In sintesi, il Jobs act deve trasformarsi da strumento di propaganda a strumento di crescita. Perché è lo sviluppo economico che crea l’occupazione e non il contrario e che quindi in questo momento il sistema da solo non è in grado di produrre opportunità di lavoro a regime. La strada per far ripartire il Paese non è quella di drogare il mercato attuale con incentivi a fondo perduto, o cercare di abbassare a tutti i costi il costo del lavoro (battaglia persa in partenza con la concorrenza orientale) ma quella di coinvolgere il sistema produttivo in un disegno più grande di crescita del paese, un nuovo new deal italiano, un Progetto Paese, in cui l’Italia rinasca investendo in prodotti, innovazione e filiere specifiche e su questi (e non sul costo del lavoro) possa essere competitivo sui mercati.
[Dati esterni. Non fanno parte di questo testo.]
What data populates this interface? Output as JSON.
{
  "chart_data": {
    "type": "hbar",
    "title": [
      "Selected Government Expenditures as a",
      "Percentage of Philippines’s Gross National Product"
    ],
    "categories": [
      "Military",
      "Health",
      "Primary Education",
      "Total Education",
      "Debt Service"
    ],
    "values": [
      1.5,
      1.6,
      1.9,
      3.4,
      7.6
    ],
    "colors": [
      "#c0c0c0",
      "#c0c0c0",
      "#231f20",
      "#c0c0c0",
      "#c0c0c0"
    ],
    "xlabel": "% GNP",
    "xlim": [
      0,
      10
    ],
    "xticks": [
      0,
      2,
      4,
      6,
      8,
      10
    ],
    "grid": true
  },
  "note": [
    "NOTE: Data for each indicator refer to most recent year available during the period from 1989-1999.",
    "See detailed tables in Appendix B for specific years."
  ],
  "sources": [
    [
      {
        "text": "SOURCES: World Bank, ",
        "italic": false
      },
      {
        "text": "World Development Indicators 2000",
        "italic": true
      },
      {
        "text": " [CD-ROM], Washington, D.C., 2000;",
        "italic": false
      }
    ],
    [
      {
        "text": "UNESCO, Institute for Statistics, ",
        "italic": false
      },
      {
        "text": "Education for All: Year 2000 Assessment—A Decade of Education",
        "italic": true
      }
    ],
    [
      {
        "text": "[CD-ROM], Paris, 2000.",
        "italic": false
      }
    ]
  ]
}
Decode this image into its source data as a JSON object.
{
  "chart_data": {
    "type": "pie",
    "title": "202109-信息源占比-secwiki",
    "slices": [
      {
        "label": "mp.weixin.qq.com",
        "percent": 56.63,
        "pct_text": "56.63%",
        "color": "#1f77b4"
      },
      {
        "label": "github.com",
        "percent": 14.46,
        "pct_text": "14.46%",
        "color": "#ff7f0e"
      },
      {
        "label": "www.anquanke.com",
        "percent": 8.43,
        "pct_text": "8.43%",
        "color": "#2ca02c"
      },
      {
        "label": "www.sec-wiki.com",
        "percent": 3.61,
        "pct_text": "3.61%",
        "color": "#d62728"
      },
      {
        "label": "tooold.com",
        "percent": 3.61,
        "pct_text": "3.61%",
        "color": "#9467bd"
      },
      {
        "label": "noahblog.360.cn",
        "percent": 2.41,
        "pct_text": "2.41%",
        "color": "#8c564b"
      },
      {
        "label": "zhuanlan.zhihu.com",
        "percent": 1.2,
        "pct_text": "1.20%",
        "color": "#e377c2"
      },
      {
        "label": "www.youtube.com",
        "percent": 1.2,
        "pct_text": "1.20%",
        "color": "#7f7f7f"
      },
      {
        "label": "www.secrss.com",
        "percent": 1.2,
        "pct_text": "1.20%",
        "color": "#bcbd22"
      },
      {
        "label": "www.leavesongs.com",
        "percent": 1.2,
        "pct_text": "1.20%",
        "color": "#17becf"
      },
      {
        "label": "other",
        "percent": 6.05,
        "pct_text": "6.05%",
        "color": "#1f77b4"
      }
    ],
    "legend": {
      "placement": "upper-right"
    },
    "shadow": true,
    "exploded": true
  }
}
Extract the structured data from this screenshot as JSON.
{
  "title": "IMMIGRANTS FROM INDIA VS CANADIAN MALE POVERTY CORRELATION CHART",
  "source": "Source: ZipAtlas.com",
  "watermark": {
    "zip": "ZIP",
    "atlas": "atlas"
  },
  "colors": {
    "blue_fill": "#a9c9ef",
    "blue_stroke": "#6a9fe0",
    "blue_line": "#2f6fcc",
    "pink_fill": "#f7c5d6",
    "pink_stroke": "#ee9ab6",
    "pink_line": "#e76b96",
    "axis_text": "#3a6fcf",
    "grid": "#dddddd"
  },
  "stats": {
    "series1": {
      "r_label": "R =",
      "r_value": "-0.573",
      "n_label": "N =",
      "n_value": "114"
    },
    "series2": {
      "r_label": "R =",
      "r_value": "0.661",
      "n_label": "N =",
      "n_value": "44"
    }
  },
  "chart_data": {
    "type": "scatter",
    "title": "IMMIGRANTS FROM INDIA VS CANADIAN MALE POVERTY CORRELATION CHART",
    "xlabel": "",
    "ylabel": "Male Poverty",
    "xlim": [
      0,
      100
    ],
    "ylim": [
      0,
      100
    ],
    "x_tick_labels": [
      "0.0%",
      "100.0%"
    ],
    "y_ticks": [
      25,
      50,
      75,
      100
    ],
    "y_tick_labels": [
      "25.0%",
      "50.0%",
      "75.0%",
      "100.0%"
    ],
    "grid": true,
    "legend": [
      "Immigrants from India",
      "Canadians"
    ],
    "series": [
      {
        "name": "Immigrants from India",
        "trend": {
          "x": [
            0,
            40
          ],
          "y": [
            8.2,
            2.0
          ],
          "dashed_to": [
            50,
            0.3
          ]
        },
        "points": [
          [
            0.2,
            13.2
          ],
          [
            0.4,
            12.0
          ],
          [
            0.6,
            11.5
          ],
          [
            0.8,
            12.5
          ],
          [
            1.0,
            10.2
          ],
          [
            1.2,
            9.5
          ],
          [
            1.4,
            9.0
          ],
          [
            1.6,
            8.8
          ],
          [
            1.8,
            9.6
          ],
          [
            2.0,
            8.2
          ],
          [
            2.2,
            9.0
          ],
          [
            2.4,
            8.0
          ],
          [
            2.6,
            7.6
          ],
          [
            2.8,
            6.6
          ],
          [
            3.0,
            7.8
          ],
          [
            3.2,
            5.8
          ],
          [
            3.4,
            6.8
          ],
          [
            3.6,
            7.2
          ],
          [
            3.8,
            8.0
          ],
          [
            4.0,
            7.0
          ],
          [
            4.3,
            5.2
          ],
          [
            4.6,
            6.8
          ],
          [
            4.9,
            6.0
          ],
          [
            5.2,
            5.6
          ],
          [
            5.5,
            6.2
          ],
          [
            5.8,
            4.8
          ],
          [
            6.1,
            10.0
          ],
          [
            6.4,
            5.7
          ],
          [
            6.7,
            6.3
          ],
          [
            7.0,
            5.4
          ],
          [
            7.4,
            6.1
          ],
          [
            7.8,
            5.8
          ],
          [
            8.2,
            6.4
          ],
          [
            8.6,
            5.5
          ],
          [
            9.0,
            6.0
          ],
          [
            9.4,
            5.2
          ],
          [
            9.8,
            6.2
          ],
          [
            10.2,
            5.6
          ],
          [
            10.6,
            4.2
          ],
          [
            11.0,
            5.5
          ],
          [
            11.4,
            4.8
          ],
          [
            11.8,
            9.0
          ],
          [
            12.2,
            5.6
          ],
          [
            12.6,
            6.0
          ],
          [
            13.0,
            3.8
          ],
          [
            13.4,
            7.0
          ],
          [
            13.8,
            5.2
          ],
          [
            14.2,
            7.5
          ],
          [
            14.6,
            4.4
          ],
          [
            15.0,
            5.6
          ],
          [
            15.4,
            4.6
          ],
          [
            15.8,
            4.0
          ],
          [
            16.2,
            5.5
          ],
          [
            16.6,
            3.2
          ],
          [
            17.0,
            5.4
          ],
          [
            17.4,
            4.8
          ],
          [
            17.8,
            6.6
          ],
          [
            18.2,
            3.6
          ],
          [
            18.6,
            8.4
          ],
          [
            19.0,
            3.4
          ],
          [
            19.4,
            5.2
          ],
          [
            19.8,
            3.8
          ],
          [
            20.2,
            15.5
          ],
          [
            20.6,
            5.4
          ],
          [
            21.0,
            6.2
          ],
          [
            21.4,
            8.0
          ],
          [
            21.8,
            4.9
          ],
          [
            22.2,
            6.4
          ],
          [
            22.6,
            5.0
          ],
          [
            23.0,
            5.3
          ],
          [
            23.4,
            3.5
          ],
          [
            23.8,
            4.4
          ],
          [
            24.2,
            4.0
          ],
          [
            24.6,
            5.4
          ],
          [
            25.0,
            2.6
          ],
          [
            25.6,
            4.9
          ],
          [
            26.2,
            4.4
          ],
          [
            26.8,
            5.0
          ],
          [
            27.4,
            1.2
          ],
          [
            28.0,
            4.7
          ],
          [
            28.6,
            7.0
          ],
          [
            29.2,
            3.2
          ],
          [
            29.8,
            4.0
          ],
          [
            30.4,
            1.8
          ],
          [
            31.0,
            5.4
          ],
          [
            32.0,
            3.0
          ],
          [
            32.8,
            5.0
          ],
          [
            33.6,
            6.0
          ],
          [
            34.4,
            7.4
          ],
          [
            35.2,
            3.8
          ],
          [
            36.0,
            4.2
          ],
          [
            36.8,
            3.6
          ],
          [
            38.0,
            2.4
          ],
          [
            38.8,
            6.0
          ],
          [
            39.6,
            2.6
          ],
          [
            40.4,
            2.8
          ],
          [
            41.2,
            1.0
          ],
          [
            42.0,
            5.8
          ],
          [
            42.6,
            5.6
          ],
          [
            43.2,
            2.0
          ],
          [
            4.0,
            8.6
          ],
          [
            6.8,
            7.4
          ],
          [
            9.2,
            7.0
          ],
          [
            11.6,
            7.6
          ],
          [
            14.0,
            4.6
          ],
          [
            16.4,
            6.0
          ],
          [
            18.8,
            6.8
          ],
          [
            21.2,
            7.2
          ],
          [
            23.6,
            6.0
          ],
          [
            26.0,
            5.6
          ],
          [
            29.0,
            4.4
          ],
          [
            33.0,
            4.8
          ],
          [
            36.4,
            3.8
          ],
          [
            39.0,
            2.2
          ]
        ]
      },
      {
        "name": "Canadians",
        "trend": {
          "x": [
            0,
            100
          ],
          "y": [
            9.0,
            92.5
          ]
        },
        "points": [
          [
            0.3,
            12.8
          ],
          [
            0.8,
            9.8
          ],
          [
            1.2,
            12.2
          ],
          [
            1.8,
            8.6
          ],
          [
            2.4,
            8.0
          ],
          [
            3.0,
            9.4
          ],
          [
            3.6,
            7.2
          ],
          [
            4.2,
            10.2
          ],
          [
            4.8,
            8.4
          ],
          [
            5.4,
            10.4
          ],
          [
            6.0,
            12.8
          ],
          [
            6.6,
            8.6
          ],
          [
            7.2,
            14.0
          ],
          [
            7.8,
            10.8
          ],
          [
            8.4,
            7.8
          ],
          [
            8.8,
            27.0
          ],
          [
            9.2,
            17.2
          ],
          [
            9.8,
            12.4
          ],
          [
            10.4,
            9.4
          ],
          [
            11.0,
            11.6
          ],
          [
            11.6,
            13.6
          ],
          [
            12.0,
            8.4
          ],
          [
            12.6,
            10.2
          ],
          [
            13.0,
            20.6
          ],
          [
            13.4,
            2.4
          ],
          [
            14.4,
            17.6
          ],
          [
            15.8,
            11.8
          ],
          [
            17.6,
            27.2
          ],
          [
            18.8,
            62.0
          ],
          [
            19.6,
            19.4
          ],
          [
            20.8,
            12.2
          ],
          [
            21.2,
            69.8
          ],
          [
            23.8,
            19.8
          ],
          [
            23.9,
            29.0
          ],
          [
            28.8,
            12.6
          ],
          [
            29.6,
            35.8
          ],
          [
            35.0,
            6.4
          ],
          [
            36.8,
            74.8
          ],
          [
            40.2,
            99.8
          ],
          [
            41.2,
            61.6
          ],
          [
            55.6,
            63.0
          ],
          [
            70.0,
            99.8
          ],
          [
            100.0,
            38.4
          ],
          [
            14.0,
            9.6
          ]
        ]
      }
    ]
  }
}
Un nuovo New deal, entro cui orientare anche le richieste d’inserimento lavorativo dei giovani e di ricollocazione di chi il lavoro lo ha perso, in cui lo Stato, di concerto con Enti locali, definisce alcuni ambiti di intervento prioritari, d’interesse della collettività (ad esempio su temi quali il welfare, la cultura, il turismo, il decoro urbano) che possa produrre occupazione, servizi aggiuntivi e ricchezza. L’obiettivo è innescare l’effetto moltiplicatore tra produzione, reddito, consumi, per riattivare in prima istanza il circuito produttivo e stimolare la domanda. A partire dalle donne.